Underlayment Calculator
Calculate underlayment rolls and cost for foam, cork, or felt by room size and waste factor.
Works for hardwood, laminate, and vinyl plank floor installs.
Underlayment sits between the subfloor and your finished floor. It softens the feel underfoot, reduces sound transmission (especially important in multistory homes), provides a slight thermal barrier, and in some cases acts as a vapor barrier over concrete.
The roll count is: CEIL(room area × (1 + waste%) / 100 sq ft per roll). Standard rolls are 100 sq ft (typically 3.3 ft × 30 ft). Round up to the nearest whole roll.
Choosing the type
Foam is the cheapest and most common. It compresses over time and offers minimal sound dampening compared to denser materials. Fine for laminate in a bedroom on a wood subfloor.
Cork is thicker, more resilient, and significantly better for sound absorption.
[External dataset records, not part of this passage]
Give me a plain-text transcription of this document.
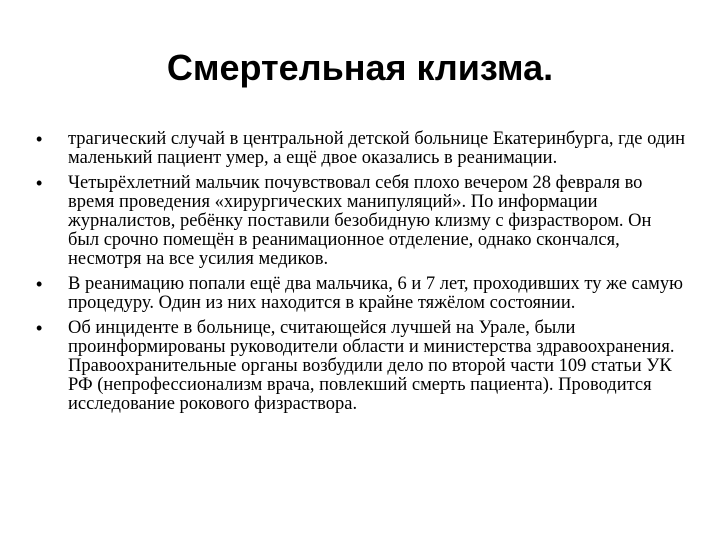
Смертельная клизма.
• трагический случай в центральной детской больнице Екатеринбурга, где один маленький пациент умер, а ещё двое оказались в реанимации.
• Четырёхлетний мальчик почувствовал себя плохо вечером 28 февраля во время проведения «хирургических манипуляций». По информации журналистов, ребёнку поставили безобидную клизму с физраствором. Он был срочно помещён в реанимационное отделение, однако скончался, несмотря на все усилия медиков.
• В реанимацию попали ещё два мальчика, 6 и 7 лет, проходивших ту же самую процедуру. Один из них находится в крайне тяжёлом состоянии.
• Об инциденте в больнице, считающейся лучшей на Урале, были проинформированы руководители области и министерства здравоохранения. Правоохранительные органы возбудили дело по второй части 109 статьи УК РФ (непрофессионализм врача, повлекший смерть пациента). Проводится исследование рокового физраствора.
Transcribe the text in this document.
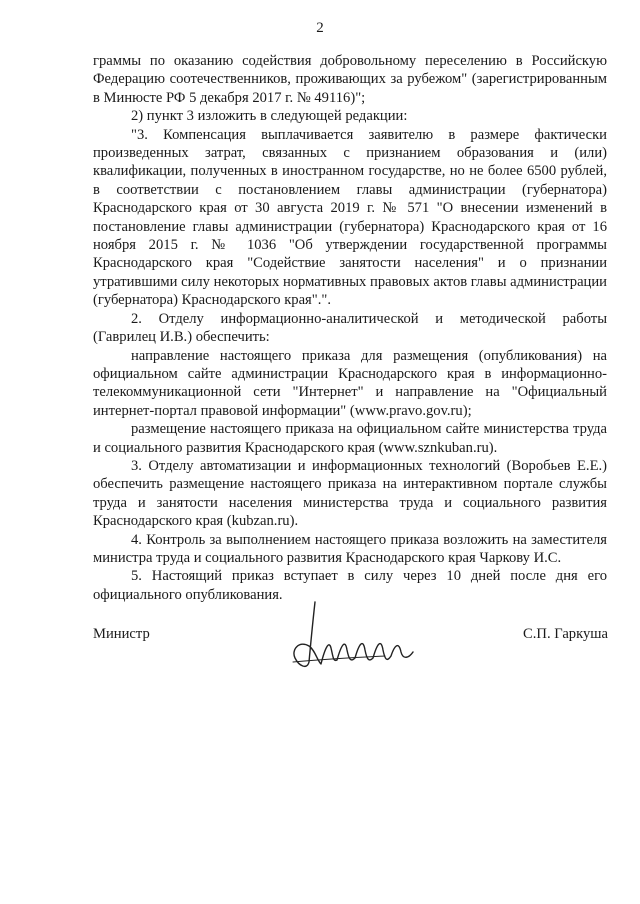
2

граммы по оказанию содействия добровольному переселению в Российскую Федерацию соотечественников, проживающих за рубежом" (зарегистрированным в Минюсте РФ 5 декабря 2017 г. № 49116)";

2) пункт 3 изложить в следующей редакции:

"3. Компенсация выплачивается заявителю в размере фактически произведенных затрат, связанных с признанием образования и (или) квалификации, полученных в иностранном государстве, но не более 6500 рублей, в соответствии с постановлением главы администрации (губернатора) Краснодарского края от 30 августа 2019 г. № 571 "О внесении изменений в постановление главы администрации (губернатора) Краснодарского края от 16 ноября 2015 г. № 1036 "Об утверждении государственной программы Краснодарского края "Содействие занятости населения" и о признании утратившими силу некоторых нормативных правовых актов главы администрации (губернатора) Краснодарского края".".

2. Отделу информационно-аналитической и методической работы (Гаврилец И.В.) обеспечить:

направление настоящего приказа для размещения (опубликования) на официальном сайте администрации Краснодарского края в информационно-телекоммуникационной сети "Интернет" и направление на "Официальный интернет-портал правовой информации" (www.pravo.gov.ru);

размещение настоящего приказа на официальном сайте министерства труда и социального развития Краснодарского края (www.sznkuban.ru).

3. Отделу автоматизации и информационных технологий (Воробьев Е.Е.) обеспечить размещение настоящего приказа на интерактивном портале службы труда и занятости населения министерства труда и социального развития Краснодарского края (kubzan.ru).

4. Контроль за выполнением настоящего приказа возложить на заместителя министра труда и социального развития Краснодарского края Чаркову И.С.

5. Настоящий приказ вступает в силу через 10 дней после дня его официального опубликования.

Министр	С.П. Гаркуша
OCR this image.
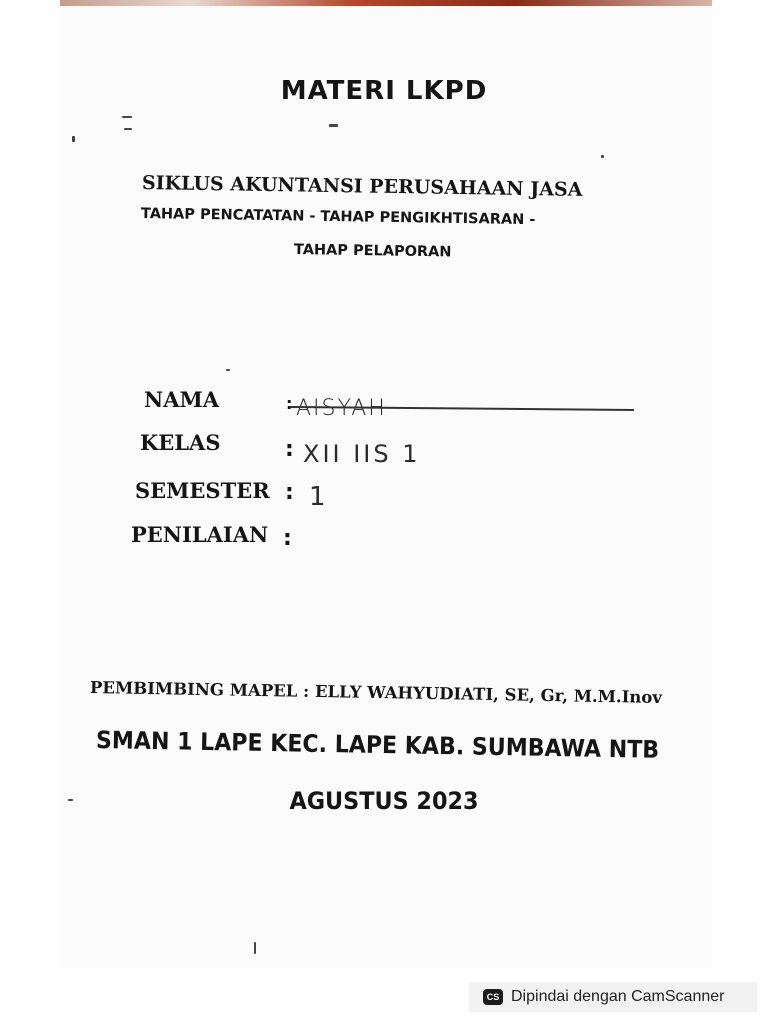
MATERI LKPD
SIKLUS AKUNTANSI PERUSAHAAN JASA
TAHAP PENCATATAN - TAHAP PENGIKHTISARAN -
TAHAP PELAPORAN
NAMA	: AISYAH
KELAS	: XII IIS 1
SEMESTER : 1
PENILAIAN :
PEMBIMBING MAPEL : ELLY WAHYUDIATI, SE, Gr, M.M.Inov
SMAN 1 LAPE KEC. LAPE KAB. SUMBAWA NTB
AGUSTUS 2023
CS Dipindai dengan CamScanner
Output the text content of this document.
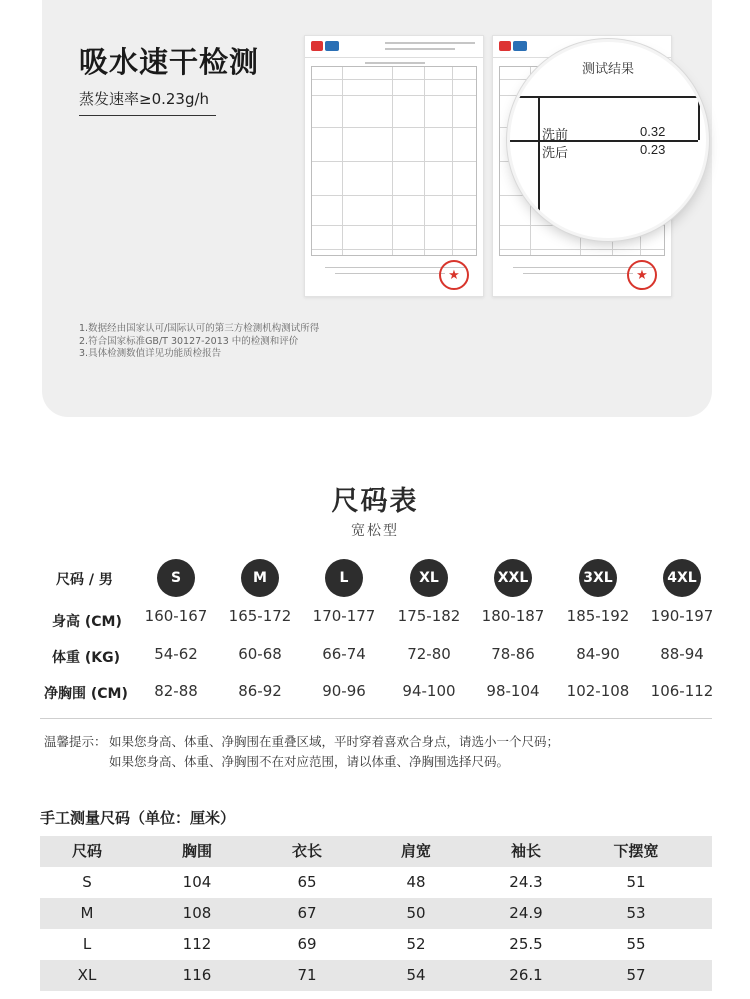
吸水速干检测
蒸发速率≥0.23g/h
1.数据经由国家认可/国际认可的第三方检测机构测试所得
2.符合国家标准GB/T 30127-2013 中的检测和评价
3.具体检测数值详见功能质检报告
★	★
测试结果
洗前	0.32
洗后	0.23
尺码表
宽松型
尺码 / 男	S	M	L	XL	XXL	3XL	4XL
身高 (CM)	160-167	165-172	170-177	175-182	180-187	185-192	190-197
体重 (KG)	54-62	60-68	66-74	72-80	78-86	84-90	88-94
净胸围 (CM)	82-88	86-92	90-96	94-100	98-104	102-108	106-112
温馨提示： 如果您身高、体重、净胸围在重叠区域，平时穿着喜欢合身点，请选小一个尺码；
如果您身高、体重、净胸围不在对应范围，请以体重、净胸围选择尺码。
手工测量尺码（单位：厘米）
尺码	胸围	衣长	肩宽	袖长	下摆宽
S	104	65	48	24.3	51
M	108	67	50	24.9	53
L	112	69	52	25.5	55
XL	116	71	54	26.1	57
Worth the extra cost in apartments or second-floor rooms where impact sound travels through the floor-ceiling assembly. Cork also provides modest thermal insulation value.
Felt (or rubber felt) is denser than foam and holds up better under heavy foot traffic and furniture. It is the better choice for high-traffic hallways or commercial-grade laminate installs.
The combination type layers foam with a built-in vapor barrier. Use this when installing over a concrete slab that might see occasional moisture: garages, basements, ground-floor slabs in humid climates. Without a vapor barrier over concrete, moisture migrates up through laminate and causes buckling.
Waste factor
10% is the right starting point for square or rectangular rooms. Add another 5% for diagonal installation (cuts are longer and generate more scrap), and another 5% for rooms with many cutouts or irregular shapes.
Underlayment is inexpensive relative to the flooring itself. Buying one extra roll costs a few dollars and avoids a second trip to the store if a cut goes wrong.
Some laminate flooring products include underlayment pre-attached to the plank. If yours does, do not add a separate foam layer. You may still need a separate vapor barrier over concrete.